Le paradis n'est pas artificiel …

October 04, 2004

Recipe: Maki

I keep teaching friends and family how to make sushi, so here's my recipe.

You will need to get the following specialty ingredients to do it right:

* Japanese style rice (e.g. kokuho rose, or calrose)
* nori (squares of seaweed)
* mirin (a seasoning liquor)
* rice vinegar
* wasabi (green horseradish paste)
* pickled ginger (optional but good accompaniment)

You'll also need regular old:

* sugar
* sesame seeds (optional)
* soy sauce (preferrably tamari, but y'know... seriously...)
* veggies with a variety of textures; cucumbers, carrots, avocado, cooked yams, and soya-fried shitake mushrooms are a good start; we've had luck with fruits.)

Method:
1. For each guest, prepare a cup of rice with one cup plus two tablespoons of water. Bring the rice and water to a boil uncovered for two minutes, before covering and cooking on med.-low for 10 minutes. Remove from heat and let stand for 10 minutes more. Cool the rice; use a wide dish to do so quickly.
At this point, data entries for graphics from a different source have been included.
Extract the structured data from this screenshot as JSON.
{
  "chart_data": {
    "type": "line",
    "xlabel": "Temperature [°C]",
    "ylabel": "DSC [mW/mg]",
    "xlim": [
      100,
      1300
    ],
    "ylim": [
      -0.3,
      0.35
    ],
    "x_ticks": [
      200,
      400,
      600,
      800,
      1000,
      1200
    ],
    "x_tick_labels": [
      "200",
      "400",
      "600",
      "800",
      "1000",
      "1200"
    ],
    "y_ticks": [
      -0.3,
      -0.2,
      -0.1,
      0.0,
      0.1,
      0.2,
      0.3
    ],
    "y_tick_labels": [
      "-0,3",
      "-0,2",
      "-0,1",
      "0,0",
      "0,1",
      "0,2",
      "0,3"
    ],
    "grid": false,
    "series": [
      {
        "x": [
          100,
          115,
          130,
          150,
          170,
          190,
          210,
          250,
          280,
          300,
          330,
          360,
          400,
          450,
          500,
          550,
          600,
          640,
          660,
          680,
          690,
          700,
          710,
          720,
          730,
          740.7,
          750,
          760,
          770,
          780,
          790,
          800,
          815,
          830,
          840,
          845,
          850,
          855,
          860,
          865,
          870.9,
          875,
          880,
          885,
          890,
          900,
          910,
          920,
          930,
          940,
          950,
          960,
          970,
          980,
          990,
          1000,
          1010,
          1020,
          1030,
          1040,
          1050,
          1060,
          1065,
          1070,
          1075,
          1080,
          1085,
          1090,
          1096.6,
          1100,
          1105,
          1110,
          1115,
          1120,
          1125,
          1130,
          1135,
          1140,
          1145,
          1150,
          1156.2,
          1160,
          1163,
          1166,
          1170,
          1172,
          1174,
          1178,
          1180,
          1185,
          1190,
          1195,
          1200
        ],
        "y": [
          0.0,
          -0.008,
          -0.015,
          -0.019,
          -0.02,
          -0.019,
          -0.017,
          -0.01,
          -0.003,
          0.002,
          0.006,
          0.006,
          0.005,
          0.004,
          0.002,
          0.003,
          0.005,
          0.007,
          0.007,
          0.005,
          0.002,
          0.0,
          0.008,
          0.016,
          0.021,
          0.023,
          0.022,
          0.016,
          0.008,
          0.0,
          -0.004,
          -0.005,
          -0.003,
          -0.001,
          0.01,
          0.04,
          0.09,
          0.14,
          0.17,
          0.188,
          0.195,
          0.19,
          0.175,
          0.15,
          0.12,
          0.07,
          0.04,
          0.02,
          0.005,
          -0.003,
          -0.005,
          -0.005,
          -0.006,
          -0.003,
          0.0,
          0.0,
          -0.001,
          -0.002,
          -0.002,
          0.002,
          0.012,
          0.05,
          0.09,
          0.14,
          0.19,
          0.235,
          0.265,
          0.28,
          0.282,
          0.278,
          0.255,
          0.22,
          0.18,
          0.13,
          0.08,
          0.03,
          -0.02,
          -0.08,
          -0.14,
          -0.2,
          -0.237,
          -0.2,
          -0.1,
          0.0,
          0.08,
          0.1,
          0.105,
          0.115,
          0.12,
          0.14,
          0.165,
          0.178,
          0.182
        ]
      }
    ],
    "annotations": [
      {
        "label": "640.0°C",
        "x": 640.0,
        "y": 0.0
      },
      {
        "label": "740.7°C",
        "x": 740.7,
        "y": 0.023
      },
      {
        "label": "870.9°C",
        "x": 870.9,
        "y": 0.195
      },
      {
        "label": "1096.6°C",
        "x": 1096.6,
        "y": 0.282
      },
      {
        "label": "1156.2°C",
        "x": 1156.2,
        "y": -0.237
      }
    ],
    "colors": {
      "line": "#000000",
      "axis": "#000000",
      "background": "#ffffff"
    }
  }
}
2. Meanwhile, for each cup of rice, dissolve 2 tbs. sugar and 1 tsp salt in 3 tbs. vinegar and 1 tbs. mirin. Stir the vinegar solution thoroughly into the rice.

3. Chop the veggies into long pieces; no thicker than a pencil is ideal, and thinner is okay. Also, take the nori and square by square drag the sheets across a med.-high electric burner (I don't know about you gas stove folks; you lucky bastards are on your own.)

3. On a kitchen towel or maki mat, scoop some rice onto a square of nori. Spread it around so that your rice is one layer deep, and leave a couple of centimeters of space at the top edge.

4. Line veggies a couple of centimeters from the bottom edge, no thicker than the small of your thumb. Sprinkle with sesame, and roll up to the top edge. If you stick each roll on a plate, top-edge down, as you work, the moisture will seal that bare strip of seaweed shut.

6. Cut each roll with the sharpest, thinnest knife you own, into reasonable sized hunks. Wetting the knife helps if you are like me and lack a proper kitchen sword. Serve with small dishes for soy sauce, pats of wasabi, and pickled ginger to refresh the palate between bites.

7. I'm a vegetarian. I don't know duck-sauce all about sashimi.